Case II: \(P_S\) is corrupt. In this case, the simulator \(\mathcal {S}_{\textsf{ACast}}\) first plays the role of the honest parties and interacts with \(\textsf{Adv}\), as per the protocol \(\Pi _{\textsf{ACast}}\). If in the simulated execution, \(\mathcal {S}_{\textsf{ACast}}\) finds that some honest party, say \(P_h\), outputs \(m^{\star }\), then \(\mathcal {S}_{\textsf{ACast}}\) interacts with the functionality \(\mathcal {F}_{\textsf{ACast}}\) by sending \(m^{\star }\) as the input to \(\mathcal {F}_{\textsf{ACast}}\), on behalf of \(P_S\). Else \(\mathcal {S}_{\textsf{ACast}}\) does not provide any input to \(\mathcal {F}_{\textsf{ACast}}\) on behalf of \(P_S\).

It is easy to see that the view of \(\textsf{Adv}\) is identically distributed, both in the real world and in the ideal world. This is because only \(P_S\) has the input in the protocol which is under the control of \(\textsf{Adv}\) and \(\mathcal {S}_{\textsf{ACast}}\) plays the role of the honest parties, exactly as per the protocol \(\Pi _{\textsf{ACast}}\). We next show that conditioned on the view of \(\textsf{Adv}\), the output of the honest parties is identically distributed in both the worlds.

Let \(\textsf{View}\) be an arbitrary view of \(\textsf{Adv}\), corresponding to some execution of \(\Pi _{\textsf{ACast}}\). Now, there are two possible cases. If according to \(\textsf{View}\), no honest party obtains an output during the execution of \(\Pi _{\textsf{ACast}}\), then the honest parties do not obtain any output in the ideal world as well. This is because in this case, the simulator \(\mathcal {S}_{\textsf{ACast}}\) does not provide any input on behalf of \(P_S\) to \(\mathcal {F}_{\textsf{ACast}}\). On the other hand, consider the case when according to \(\textsf{View}\), some honest party \(P_h\) outputs \(m^{\star }\).
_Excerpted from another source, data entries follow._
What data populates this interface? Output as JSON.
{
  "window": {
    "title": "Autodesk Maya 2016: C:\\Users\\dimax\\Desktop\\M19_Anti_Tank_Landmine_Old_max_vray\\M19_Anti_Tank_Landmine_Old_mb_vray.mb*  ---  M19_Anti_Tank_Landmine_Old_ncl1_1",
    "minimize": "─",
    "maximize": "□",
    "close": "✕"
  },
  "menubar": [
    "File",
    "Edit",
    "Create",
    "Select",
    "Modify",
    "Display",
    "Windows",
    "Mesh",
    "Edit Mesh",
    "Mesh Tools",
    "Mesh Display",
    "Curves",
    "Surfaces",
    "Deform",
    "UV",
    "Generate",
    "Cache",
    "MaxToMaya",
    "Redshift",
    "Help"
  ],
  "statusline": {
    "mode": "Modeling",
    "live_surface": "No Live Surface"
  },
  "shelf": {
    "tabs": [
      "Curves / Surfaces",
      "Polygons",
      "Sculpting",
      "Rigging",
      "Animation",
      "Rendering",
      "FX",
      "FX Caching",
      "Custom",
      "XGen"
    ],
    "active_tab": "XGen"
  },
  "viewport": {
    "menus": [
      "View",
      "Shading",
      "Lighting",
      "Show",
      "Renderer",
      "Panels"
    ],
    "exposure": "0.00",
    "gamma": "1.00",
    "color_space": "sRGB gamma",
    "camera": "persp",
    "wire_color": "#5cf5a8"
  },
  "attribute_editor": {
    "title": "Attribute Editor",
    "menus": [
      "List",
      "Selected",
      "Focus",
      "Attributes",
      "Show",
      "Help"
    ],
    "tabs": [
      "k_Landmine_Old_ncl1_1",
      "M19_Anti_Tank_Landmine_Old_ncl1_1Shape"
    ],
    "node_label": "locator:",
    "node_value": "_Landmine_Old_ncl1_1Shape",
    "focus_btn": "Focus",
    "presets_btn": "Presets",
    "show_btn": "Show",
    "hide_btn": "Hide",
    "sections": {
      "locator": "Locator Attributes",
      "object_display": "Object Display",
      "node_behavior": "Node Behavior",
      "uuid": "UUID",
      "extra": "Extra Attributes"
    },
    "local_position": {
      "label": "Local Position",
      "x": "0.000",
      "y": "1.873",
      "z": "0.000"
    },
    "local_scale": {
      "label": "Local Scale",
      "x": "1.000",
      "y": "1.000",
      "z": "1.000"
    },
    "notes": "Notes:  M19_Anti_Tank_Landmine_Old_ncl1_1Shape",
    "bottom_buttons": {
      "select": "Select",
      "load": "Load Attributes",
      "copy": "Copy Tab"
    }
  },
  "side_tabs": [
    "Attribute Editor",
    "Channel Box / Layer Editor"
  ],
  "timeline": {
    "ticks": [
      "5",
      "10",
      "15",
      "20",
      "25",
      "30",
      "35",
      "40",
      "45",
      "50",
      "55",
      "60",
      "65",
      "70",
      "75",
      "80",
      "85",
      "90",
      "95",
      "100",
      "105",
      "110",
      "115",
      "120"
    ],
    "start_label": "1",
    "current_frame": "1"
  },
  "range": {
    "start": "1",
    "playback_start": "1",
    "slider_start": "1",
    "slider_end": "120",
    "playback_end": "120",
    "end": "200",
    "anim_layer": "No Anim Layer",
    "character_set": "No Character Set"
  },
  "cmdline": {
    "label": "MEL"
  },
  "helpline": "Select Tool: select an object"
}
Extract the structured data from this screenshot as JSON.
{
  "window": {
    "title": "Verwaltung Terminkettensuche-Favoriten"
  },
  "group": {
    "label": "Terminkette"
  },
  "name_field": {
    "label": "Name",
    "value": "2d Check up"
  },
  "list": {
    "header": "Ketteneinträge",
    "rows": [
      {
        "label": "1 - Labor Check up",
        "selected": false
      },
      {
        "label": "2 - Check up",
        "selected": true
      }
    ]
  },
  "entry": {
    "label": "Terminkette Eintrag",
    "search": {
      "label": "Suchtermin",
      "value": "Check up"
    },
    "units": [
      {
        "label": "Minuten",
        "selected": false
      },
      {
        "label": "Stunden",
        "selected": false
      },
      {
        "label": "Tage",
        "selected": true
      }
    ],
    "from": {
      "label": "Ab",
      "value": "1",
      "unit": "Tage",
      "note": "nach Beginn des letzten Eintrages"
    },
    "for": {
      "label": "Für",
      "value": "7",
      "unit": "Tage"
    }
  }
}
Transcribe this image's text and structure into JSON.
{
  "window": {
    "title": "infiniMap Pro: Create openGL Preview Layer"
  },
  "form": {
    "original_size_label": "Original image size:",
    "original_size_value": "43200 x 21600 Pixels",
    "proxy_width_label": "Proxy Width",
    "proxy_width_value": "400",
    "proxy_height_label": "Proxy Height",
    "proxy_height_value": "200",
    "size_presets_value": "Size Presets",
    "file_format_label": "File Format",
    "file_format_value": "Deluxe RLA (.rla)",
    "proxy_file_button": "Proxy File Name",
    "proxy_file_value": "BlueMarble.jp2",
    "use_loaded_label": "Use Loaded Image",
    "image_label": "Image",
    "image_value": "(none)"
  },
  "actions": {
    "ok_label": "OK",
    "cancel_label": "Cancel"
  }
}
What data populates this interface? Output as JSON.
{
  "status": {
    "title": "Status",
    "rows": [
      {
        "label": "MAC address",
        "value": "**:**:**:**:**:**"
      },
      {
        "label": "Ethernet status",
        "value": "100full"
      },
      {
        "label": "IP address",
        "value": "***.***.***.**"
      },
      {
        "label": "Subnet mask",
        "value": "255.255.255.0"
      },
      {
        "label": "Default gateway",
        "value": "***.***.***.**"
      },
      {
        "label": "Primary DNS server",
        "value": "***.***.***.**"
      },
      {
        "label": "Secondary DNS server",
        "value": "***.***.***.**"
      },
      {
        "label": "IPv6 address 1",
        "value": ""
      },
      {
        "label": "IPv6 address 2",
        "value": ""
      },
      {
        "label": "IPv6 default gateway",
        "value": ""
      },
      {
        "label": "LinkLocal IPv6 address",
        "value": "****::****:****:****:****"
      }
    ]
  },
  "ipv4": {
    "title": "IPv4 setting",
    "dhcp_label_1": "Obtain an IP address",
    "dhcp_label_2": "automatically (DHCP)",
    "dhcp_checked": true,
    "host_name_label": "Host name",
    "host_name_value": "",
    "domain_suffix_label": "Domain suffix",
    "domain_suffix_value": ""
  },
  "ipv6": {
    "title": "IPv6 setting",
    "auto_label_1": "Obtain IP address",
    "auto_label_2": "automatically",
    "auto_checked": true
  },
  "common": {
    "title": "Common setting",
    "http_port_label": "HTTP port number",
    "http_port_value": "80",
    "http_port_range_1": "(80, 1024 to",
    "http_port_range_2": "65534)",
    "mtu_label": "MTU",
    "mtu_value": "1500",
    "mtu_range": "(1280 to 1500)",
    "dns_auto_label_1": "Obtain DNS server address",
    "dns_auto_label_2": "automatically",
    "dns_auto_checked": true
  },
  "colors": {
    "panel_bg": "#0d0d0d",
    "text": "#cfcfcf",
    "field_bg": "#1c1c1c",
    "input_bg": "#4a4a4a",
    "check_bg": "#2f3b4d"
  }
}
In this case, in the ideal world, all honest parties eventually obtain an output \(m^{\star }\) since \(\mathcal {S}_{\textsf{ACast}}\) provides \(m^{\star }\) as the input to \(\mathcal {F}_{\textsf{ACast}}\) on behalf of \(P_S\). We next show that even in the real world, all honest parties eventually obtain the output \(m^{\star }\), thus showing that the output of the honest parties is identically distributed.

Since \(P_h\) obtains the output \(m^{\star }\), it implies that it receives \(n - t\) \(\texttt {ready}\) messages for \(m^{\star }\) during step 5 of the protocol. Let \(\mathcal {H}_h\) be the set of honest parties whose \(\texttt {ready}\) messages are received by \(P_h\) during step 5. It is easy to see that \(|\mathcal {H}_h| \ge t+1\). The \(\texttt {ready}\) messages of the parties in \(\mathcal {H}_h\) are eventually delivered to every honest party and hence each honest party (including \(P_h\)) eventually executes step 4 and sends a \(\texttt {ready}\) message for \(m^{\star }\). As there are at least \(n - t\) honest parties, it follows that eventually \(n - t\) \(\texttt {ready}\) messages for \(m^{\star }\) are delivered to every honest party (irrespective of whether \(\textsf{Adv}\) sends all the required messages), consequently guaranteeing that all honest parties eventually obtain some output. To complete the proof of the claim, we show that this output is the same as \(m^{\star }\).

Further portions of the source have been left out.